Her own romantic relationship, she jokes, is not without its quirks. Although her husband is now accustomed to all the stares and the whispers she generates when they’re shopping in a mall, she says it wasn’t easy on him in the early days of their marriage. “I remember thinking of our lives as a scene straight out of Notting Hill,” she says, a trifle embarrassed at having made the comparison. “But it’s true,” she adds quickly, explaining that “he used to find it very strange seeing people relate to me as an actress, and I think it took him a lot of time getting used to it.”
Dixit says she can’t ever see herself cutting off her ties permanently with Bollywood. “I’ll act till as long as I enjoy it, and even when I’m done with that, I’ll find some way to stay attached to the place,” she insists, unsure whether she might want to turn director or producer someday. Among the projects she is involved with now include lending her voice to a devotional album for Rajshri Music. “Oh no, I don’t think I can ever compete with Lataji or Ashaji,” she hastily clarifies, then explains that the project isn’t too demanding, and one she thinks she can comfortably pull off.

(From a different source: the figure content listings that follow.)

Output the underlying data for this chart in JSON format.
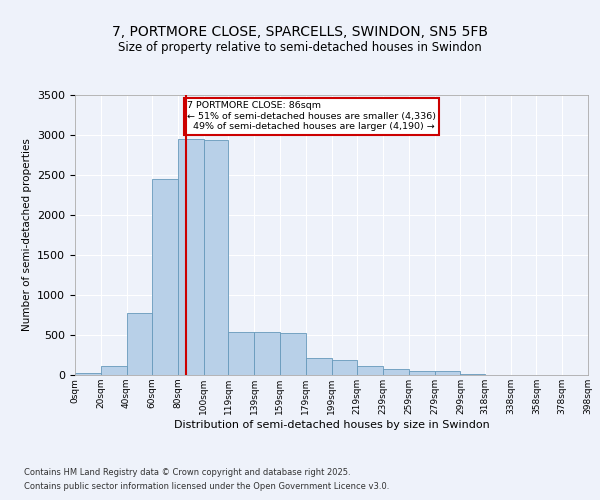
{
  "title_line1": "7, PORTMORE CLOSE, SPARCELLS, SWINDON, SN5 5FB",
  "title_line2": "Size of property relative to semi-detached houses in Swindon",
  "xlabel": "Distribution of semi-detached houses by size in Swindon",
  "ylabel": "Number of semi-detached properties",
  "property_label": "7 PORTMORE CLOSE: 86sqm",
  "pct_smaller": 51,
  "pct_larger": 49,
  "count_smaller": 4336,
  "count_larger": 4190,
  "bin_labels": [
    "0sqm",
    "20sqm",
    "40sqm",
    "60sqm",
    "80sqm",
    "100sqm",
    "119sqm",
    "139sqm",
    "159sqm",
    "179sqm",
    "199sqm",
    "219sqm",
    "239sqm",
    "259sqm",
    "279sqm",
    "299sqm",
    "318sqm",
    "338sqm",
    "358sqm",
    "378sqm",
    "398sqm"
  ],
  "bin_edges": [
    0,
    20,
    40,
    60,
    80,
    100,
    119,
    139,
    159,
    179,
    199,
    219,
    239,
    259,
    279,
    299,
    318,
    338,
    358,
    378,
    398
  ],
  "bar_values": [
    25,
    110,
    770,
    2450,
    2950,
    2940,
    540,
    540,
    530,
    210,
    190,
    110,
    80,
    55,
    45,
    10,
    5,
    2,
    1,
    0
  ],
  "bar_color": "#b8d0e8",
  "bar_edge_color": "#6699bb",
  "vline_x": 86,
  "vline_color": "#cc0000",
  "annotation_box_color": "#cc0000",
  "ylim": [
    0,
    3500
  ],
  "yticks": [
    0,
    500,
    1000,
    1500,
    2000,
    2500,
    3000,
    3500
  ],
  "background_color": "#eef2fa",
  "grid_color": "#ffffff",
  "footer_line1": "Contains HM Land Registry data © Crown copyright and database right 2025.",
  "footer_line2": "Contains public sector information licensed under the Open Government Licence v3.0."
}
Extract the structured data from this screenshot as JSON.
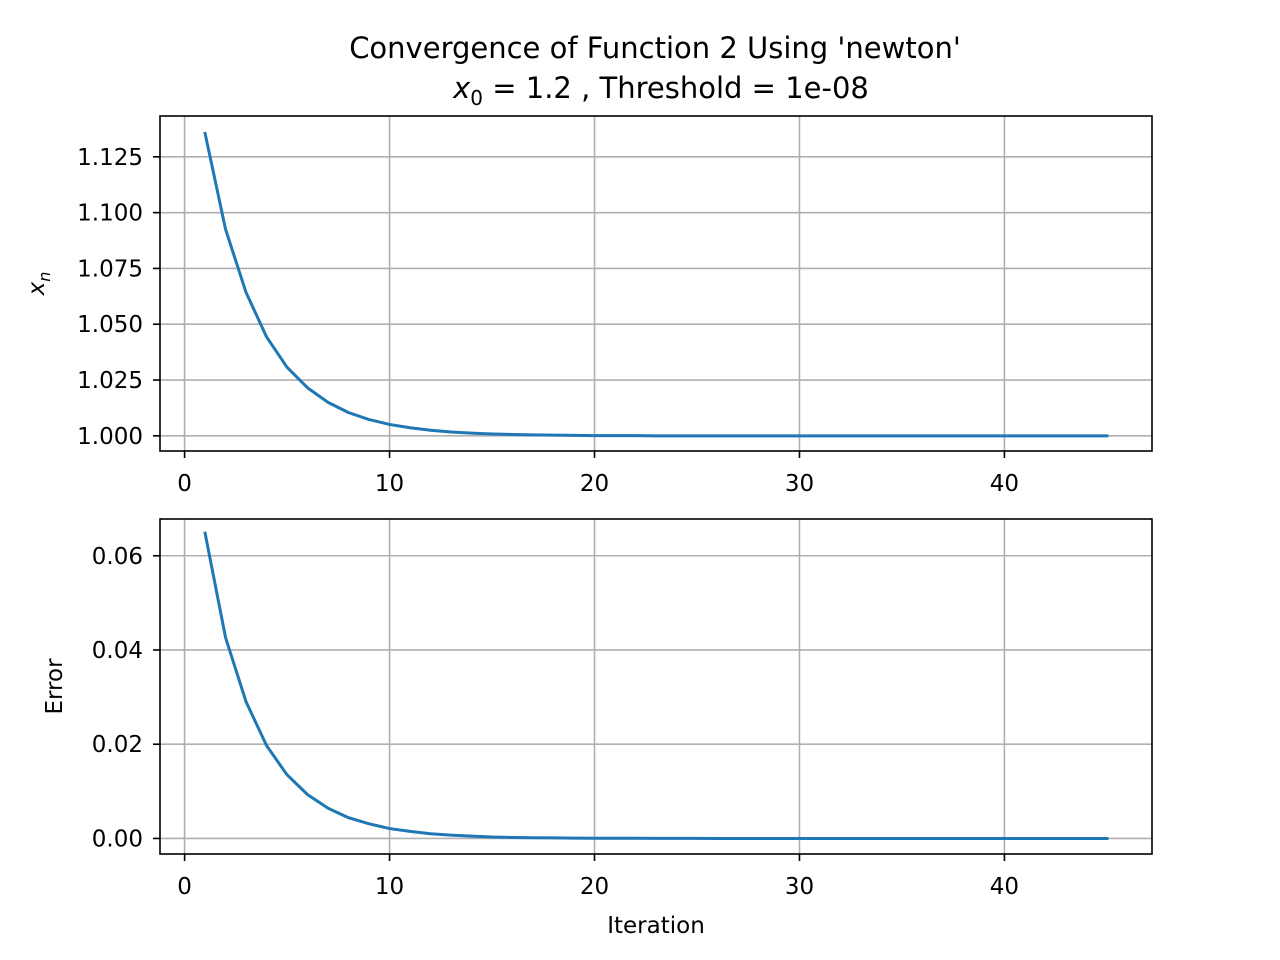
{
  "figure": {
    "title_line1": "Convergence of Function 2 Using 'newton'",
    "title_line2_x": "x",
    "title_line2_sub": "0",
    "title_line2_rest": " = 1.2 , Threshold = 1e-08"
  },
  "colors": {
    "series": "#1f77b4",
    "grid": "#b0b0b0",
    "frame": "#000000"
  },
  "chart_data": [
    {
      "type": "line",
      "title": "Convergence of Function 2 Using 'newton' x_0 = 1.2 , Threshold = 1e-08",
      "xlabel": "",
      "ylabel_main": "x",
      "ylabel_sub": "n",
      "xlim": [
        -1.2,
        47.2
      ],
      "ylim": [
        0.9932,
        1.1433
      ],
      "xticks": [
        0,
        10,
        20,
        30,
        40
      ],
      "xtick_labels": [
        "0",
        "10",
        "20",
        "30",
        "40"
      ],
      "yticks": [
        1.0,
        1.025,
        1.05,
        1.075,
        1.1,
        1.125
      ],
      "ytick_labels": [
        "1.000",
        "1.025",
        "1.050",
        "1.075",
        "1.100",
        "1.125"
      ],
      "grid": true,
      "series": [
        {
          "x": [
            1,
            2,
            3,
            4,
            5,
            6,
            7,
            8,
            9,
            10,
            11,
            12,
            13,
            14,
            15,
            16,
            17,
            18,
            19,
            20,
            21,
            22,
            23,
            24,
            25,
            26,
            27,
            28,
            29,
            30,
            31,
            32,
            33,
            34,
            35,
            36,
            37,
            38,
            39,
            40,
            41,
            42,
            43,
            44,
            45
          ],
          "values": [
            1.1355,
            1.0925,
            1.0642,
            1.0443,
            1.0307,
            1.0215,
            1.015,
            1.0104,
            1.0073,
            1.0051,
            1.0036,
            1.0025,
            1.0017,
            1.0012,
            1.0008,
            1.0006,
            1.0004,
            1.0003,
            1.0002,
            1.0001,
            1.0001,
            1.0001,
            1.0,
            1.0,
            1.0,
            1.0,
            1.0,
            1.0,
            1.0,
            1.0,
            1.0,
            1.0,
            1.0,
            1.0,
            1.0,
            1.0,
            1.0,
            1.0,
            1.0,
            1.0,
            1.0,
            1.0,
            1.0,
            1.0,
            1.0
          ]
        }
      ]
    },
    {
      "type": "line",
      "title": "",
      "xlabel": "Iteration",
      "ylabel": "Error",
      "xlim": [
        -1.2,
        47.2
      ],
      "ylim": [
        -0.0033,
        0.0678
      ],
      "xticks": [
        0,
        10,
        20,
        30,
        40
      ],
      "xtick_labels": [
        "0",
        "10",
        "20",
        "30",
        "40"
      ],
      "yticks": [
        0.0,
        0.02,
        0.04,
        0.06
      ],
      "ytick_labels": [
        "0.00",
        "0.02",
        "0.04",
        "0.06"
      ],
      "grid": true,
      "series": [
        {
          "x": [
            1,
            2,
            3,
            4,
            5,
            6,
            7,
            8,
            9,
            10,
            11,
            12,
            13,
            14,
            15,
            16,
            17,
            18,
            19,
            20,
            21,
            22,
            23,
            24,
            25,
            26,
            27,
            28,
            29,
            30,
            31,
            32,
            33,
            34,
            35,
            36,
            37,
            38,
            39,
            40,
            41,
            42,
            43,
            44,
            45
          ],
          "values": [
            0.0648,
            0.0426,
            0.029,
            0.0197,
            0.0135,
            0.0093,
            0.0064,
            0.0044,
            0.0031,
            0.0021,
            0.0015,
            0.001,
            0.0007,
            0.0005,
            0.0003,
            0.0002,
            0.00016,
            0.00011,
            8e-05,
            5e-05,
            4e-05,
            3e-05,
            2e-05,
            1e-05,
            1e-05,
            0,
            0,
            0,
            0,
            0,
            0,
            0,
            0,
            0,
            0,
            0,
            0,
            0,
            0,
            0,
            0,
            0,
            0,
            0,
            0
          ]
        }
      ]
    }
  ]
}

I go red in the face, when I see some of the clothes I’ve worn and some of the colours I’ve used in the past
For the last ten minutes, though, she has been trying unsuccessfully to get through to her husband from her home phone. When, on what seems like the fiftieth try, she finally hears his answering machine take the call, she hangs up disappointedly and decides she’ll send him an email instead. Then, her expression changing almost immediately, she flashes that million-dollar smile and rises to go use the computer in her father’s bedroom. “You see, I could never give up one life for another,” she says as she vanishes behind the curtains.